Apocalypse narrowly averted by Patrice Rassou, Head of Equities at Sanlam Investment Management

The sword of Damocles hanging over our heads finally fell when S&P downgraded our local sovereign debt one notch to BB on Friday, 24 November, says Patrice Rassou, Head of Equities at Sanlam Investment Management. However the nightmare scenario of a double downgrade was narrowly averted with Moody’s putting us “on watch” – a negative outlook with a Baa3 rating – with a review to be undertaken in three months after the 2018 budget.

For now the “Apocalypse” has been diverted as our sovereign debt remains part of the Citi World Government Bond Index, which has an estimated $10 billion in mandates tracking our bonds via that index. We will, however, fall out of the Barclays Government Bond Index, which could trigger some selling in the tens of billions.

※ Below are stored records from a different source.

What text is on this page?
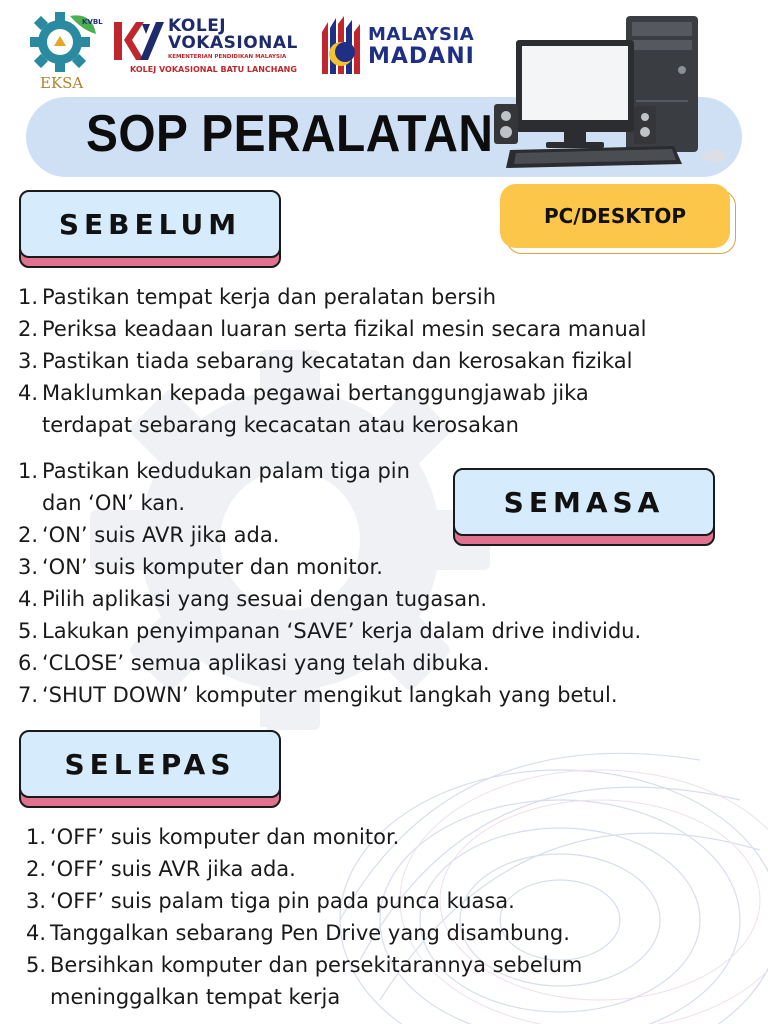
KVBL
EKSA
KOLEJ
VOKASIONAL
KEMENTERIAN PENDIDIKAN MALAYSIA
KOLEJ VOKASIONAL BATU LANCHANG
MALAYSIA
MADANI
SOP PERALATAN
SEBELUM	PC/DESKTOP
1. Pastikan tempat kerja dan peralatan bersih
2. Periksa keadaan luaran serta fizikal mesin secara manual
3. Pastikan tiada sebarang kecatatan dan kerosakan fizikal
4. Maklumkan kepada pegawai bertanggungjawab jika terdapat sebarang kecacatan atau kerosakan
SEMASA
1. Pastikan kedudukan palam tiga pin dan ‘ON’ kan.
2. ‘ON’ suis AVR jika ada.
3. ‘ON’ suis komputer dan monitor.
4. Pilih aplikasi yang sesuai dengan tugasan.
5. Lakukan penyimpanan ‘SAVE’ kerja dalam drive individu.
6. ‘CLOSE’ semua aplikasi yang telah dibuka.
7. ‘SHUT DOWN’ komputer mengikut langkah yang betul.
SELEPAS
1. ‘OFF’ suis komputer dan monitor.
2. ‘OFF’ suis AVR jika ada.
3. ‘OFF’ suis palam tiga pin pada punca kuasa.
4. Tanggalkan sebarang Pen Drive yang disambung.
5. Bersihkan komputer dan persekitarannya sebelum meninggalkan tempat kerja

Bond yields are likely to rise further as investment grade investors exit the domestic bond market.  As yields rise, however, junk bond investors are sure to enter the market given the ongoing search for yield globally, says Mokgatla Madisha, Head: Fixed Interest at Sanlam Investment Management.  With the yield on the Albi currently in excess of 10%, an estimated through-the-cycle 4.5% real yield, bonds are attractively priced and from a tactical point of view, investors should overweight bonds following the downgrade.  Bet sizes will however matter given the uncertainty surrounding the ANC’s elective conference, Nersa’s electricity tariff hike for Eskom and the National Budget to be tabled in February 2018.

Our sovereign bonds have already sold off ahead of the downgrade, and were anticipating a double downgrade – reflecting our weak underlying fundamentals as a country. So this may – perversely –  be seen as a positive surprise, continues Rassou. Already we have seen the currency weaken from below R14 to the US dollar by some 30 cents. That being said, the Rand has been quite stable this year and we doubt that this announcement would cause much more of a sell-off.

Indeed, the Johannesburg Stock Exchange (JSE) has not shown a dramatic response to the downgrade. This could be because almost 60% of the income earned by companies listed on the Johannesburg Stock Exchange today is from offshore sources; our stock market has therefore become less reliant on the fate of the local economy. Taking a longer-term perspective, the JSE has generously outperformed inflation over the past decades. Our market has withstood credit downgrades, political and economic isolation, and worse phases of economic turmoil.

The one concern remains whether Treasury has the freedom to put together a fiscal consolidation plan and, already in their response to the downgrade, there is mention of plans afoot to deliver tertiary education to those who can’t afford it – which would mean that on top of measures to find R40 billion in expenditure cuts / tax hikes, a similar amount may have to be found to deliver on this.

Unfortunately, an economic response plan now hinges on who will dictate economic policy post the ANC December conference. Until then it becomes extremely hazardous to guess if the requisite response will be tabled before next year’s budget to satisfy Moody’s.

The unexpected removal of President Mugabe has created a spill-over of optimism that economic mismanagement has dire political consequences. This link between politics and economics is also likely to play out in South Africa.